Genomic DNA of these U. virens strains were extracted from approximately 100 mg dry weight mycelium. The mycelium was ground in liquid nitrogen and subjected to total genomic DNA extraction using the total purification DNA kit (Trans Gen Biotech, Beijing, China) according to the method described by the manufacturer.

4.5. IGS Amplification, Sequencing, and Phylogenetic Analysis

The partial IGS region was amplified using Taq DNA polymerase (TaKaRa, Dalian, China) with the following primers: Uv-IGS III: 5′-GGCGAAGTTGGCGGTAAGA-3′; Uv-IGS IV: 5′-CCACCATTTCGTATCTAAGTCGG-3′ [51]. The PCR reaction was carried out according to the manufacturer’s instructions. The amplification products were subjected to gel electrophoresis and visualization under UV light with ethidium bromide staining prior to being sequenced directly.

The IGS sequences were aligned with CLUSTALX [49]. A maximum likelihood (ML) phylogenetic tree was constructed with PhyML 3.0 [52]. Branch support was calculated with a Shimodaira–Hasegawa-like (SH-like) procedure using the approximate likelihood ratio test (aLRT) [53]. The GTR substitution model was used for ML phylogenetic tree generation, and the IGS sequence from a Beauveria bassiana strain (AF516323.1) was used as the outgroup.

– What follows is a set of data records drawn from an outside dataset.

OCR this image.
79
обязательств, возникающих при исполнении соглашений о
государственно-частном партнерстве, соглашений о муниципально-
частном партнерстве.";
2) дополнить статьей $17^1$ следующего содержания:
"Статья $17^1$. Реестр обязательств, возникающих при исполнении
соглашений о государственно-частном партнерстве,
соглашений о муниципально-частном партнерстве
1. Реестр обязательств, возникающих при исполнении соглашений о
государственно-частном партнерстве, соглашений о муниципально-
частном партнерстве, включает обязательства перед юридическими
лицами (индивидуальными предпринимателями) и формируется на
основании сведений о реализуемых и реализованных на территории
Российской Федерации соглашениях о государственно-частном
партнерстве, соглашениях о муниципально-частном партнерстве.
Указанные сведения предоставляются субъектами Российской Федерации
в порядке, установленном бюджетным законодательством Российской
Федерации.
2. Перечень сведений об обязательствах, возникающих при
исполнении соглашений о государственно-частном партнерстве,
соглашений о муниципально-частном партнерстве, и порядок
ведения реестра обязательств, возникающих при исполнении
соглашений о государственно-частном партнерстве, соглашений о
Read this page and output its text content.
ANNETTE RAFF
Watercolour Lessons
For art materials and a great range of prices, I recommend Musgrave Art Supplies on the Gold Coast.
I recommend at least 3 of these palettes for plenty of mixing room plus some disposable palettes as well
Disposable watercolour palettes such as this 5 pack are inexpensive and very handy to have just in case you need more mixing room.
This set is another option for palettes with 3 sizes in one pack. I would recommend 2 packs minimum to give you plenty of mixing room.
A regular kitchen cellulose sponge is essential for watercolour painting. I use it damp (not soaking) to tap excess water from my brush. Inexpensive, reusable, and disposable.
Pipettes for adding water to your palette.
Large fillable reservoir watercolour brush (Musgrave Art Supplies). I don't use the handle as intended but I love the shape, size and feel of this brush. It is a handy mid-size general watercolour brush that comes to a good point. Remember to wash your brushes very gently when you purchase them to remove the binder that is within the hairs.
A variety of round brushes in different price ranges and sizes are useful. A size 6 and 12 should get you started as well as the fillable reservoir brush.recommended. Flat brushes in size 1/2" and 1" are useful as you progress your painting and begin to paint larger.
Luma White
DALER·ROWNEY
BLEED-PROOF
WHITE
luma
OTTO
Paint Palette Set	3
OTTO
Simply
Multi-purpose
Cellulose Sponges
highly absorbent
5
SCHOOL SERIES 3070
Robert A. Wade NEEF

4.6. Detection of UvRV5 in Other U. virens Strains

The following U. virens strains were subjected to RT-PCR to detect the presence of UvRV5. Primers UvRV5F: 5′-AATGGCGGCTCACCTATCC-3′ and UvRV5R: 5′-GCTTGCGGCACTGTCTTGT-3′ were designed based on the genomic sequence of UvRV5. Total RNA was extracted from the mycelium of each U. virens strain. An RT-PCR assay was conducted using reverse transcriptase for reverse transcription and Taq polymerase for PCR amplification according to the manufacturer’s instructions. The PCR products were electrophoresed on a 1% agarose gel, stained with ethidium bromide, and observed by UV illumination.

5. Conclusions

In this study, through screening of dsRNA elements from 35 U. virens strains, we found that there was a highly viral diversity and mixed infections in this phytopathogenic fungus. Besides, a 5.3 kbp dsRNA in a typical isolate containing dsRNA segments with sizes ranging from 0.5 to 5.3 kbp was characterized and determined to be a novel victorivirus in the family Totiviridae. However, confirmed by RT-PCR detection, we found that not all the dsRNA bands that were 5.3 kbp in size were belonging to the same virus. Besides, concordance was not found between the dsRNA profiles and the genetic relatedness of their host fungus which was estimated by phylogenetic analysis of the partial IGS sequences.